Горбатые, скорбные, мучимые мышью: по мыши от рождения у каждого старца сидело в ухе и зло сосало мозг; и для облегчения пили многострадальные воду из кальной лужи, ею только и держались.
Этим-то старцам велел игумен, опутанный сетями вражьими, сочинить заживо Саврасию акафист.
Размышляя как-то о сочинении, вышли старцы поразмяться, забрели в лесок и шли так по лесу, радуясь и похрустывая снежком, вперяя очи в небесные высоты. И видят, выходит им навстречу из оврага мужик, а голова у мужика не мужикова, а птичья. Ахнули тут старцы, окрестились да с помощью Божией, запустив аркан, арканом мужика и поймали. Тотчас благополучно отвели в монастырь, там поместили в келию к чуду морскому, которое в ту пору разными рукоделиями занималось и вело себя прилично.

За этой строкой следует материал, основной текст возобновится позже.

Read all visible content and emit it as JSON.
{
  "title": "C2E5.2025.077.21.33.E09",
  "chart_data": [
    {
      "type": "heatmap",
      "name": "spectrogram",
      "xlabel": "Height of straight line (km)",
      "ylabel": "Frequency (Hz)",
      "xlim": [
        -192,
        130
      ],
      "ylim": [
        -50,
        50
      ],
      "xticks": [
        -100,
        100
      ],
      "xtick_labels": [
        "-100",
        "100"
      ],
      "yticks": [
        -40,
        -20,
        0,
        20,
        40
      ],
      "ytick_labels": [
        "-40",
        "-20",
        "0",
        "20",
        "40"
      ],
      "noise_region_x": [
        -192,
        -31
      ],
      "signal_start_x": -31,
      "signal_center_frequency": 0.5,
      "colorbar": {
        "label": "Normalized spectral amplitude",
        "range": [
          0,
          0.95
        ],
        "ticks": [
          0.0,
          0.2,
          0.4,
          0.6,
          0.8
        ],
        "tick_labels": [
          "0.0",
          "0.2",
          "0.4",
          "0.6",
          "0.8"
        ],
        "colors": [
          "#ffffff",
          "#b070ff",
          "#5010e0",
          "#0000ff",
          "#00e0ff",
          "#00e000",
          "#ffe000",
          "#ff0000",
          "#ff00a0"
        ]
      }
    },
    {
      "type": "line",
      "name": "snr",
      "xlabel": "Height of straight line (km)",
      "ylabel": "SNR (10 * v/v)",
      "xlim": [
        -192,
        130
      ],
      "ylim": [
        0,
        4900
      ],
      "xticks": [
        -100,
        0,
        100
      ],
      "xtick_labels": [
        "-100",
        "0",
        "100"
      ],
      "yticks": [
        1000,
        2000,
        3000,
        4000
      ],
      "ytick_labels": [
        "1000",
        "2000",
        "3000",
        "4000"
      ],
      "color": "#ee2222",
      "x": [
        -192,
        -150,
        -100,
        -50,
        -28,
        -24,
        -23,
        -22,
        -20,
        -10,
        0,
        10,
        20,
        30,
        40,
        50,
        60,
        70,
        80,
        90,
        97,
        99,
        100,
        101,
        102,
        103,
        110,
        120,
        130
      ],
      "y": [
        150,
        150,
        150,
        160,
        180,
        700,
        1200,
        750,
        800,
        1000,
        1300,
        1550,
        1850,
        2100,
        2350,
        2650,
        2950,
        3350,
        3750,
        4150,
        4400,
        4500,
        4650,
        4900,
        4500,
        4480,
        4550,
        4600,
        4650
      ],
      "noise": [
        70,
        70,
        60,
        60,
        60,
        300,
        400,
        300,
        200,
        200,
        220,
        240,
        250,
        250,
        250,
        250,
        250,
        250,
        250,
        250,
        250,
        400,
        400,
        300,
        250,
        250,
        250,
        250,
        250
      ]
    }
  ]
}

Тут взялись скорбные пытать мужика: осмотрели тщательно, какого он есть пола, и найдя, что ни того, ни другого, добивались имя его, но птичья голова ничего не отвечала. И подрезывали старцы тело его острыми ножичками, и подваривали пятки его в смоле, воске, олове, но птичья голова ничего не отвечала.
Не добившись толка, вознамерились богоугодные привести чудо лесное ко святому крещению. Обуреваемые же сомнением, решили наперед испытать: не бесовский ли оно подкидыш?
Кормили его мертвечиной — иного не ело.
Нюх был горбатее Духа, а потому, как более видному, предстояло ему совершить это испытание.
И вот на Пущенье, заговляясь блином и варениками, от последнего вареника заложил Нюх себе сыр за щеку и, предавшись сну, не глотая, проспал с ним до утра понедельника пущеной недели. В понедельник вынул сыр из-за щеки, благословясь, положил его под мышку и неприкосновенно носил до Великого Четверга — Страстей Господних.
Когда ударили к Страстям и погнал Дух мужика с птичьей головой в храм Божий, Нюх следом за ними, не пивши, не евши, к мощам на свое место.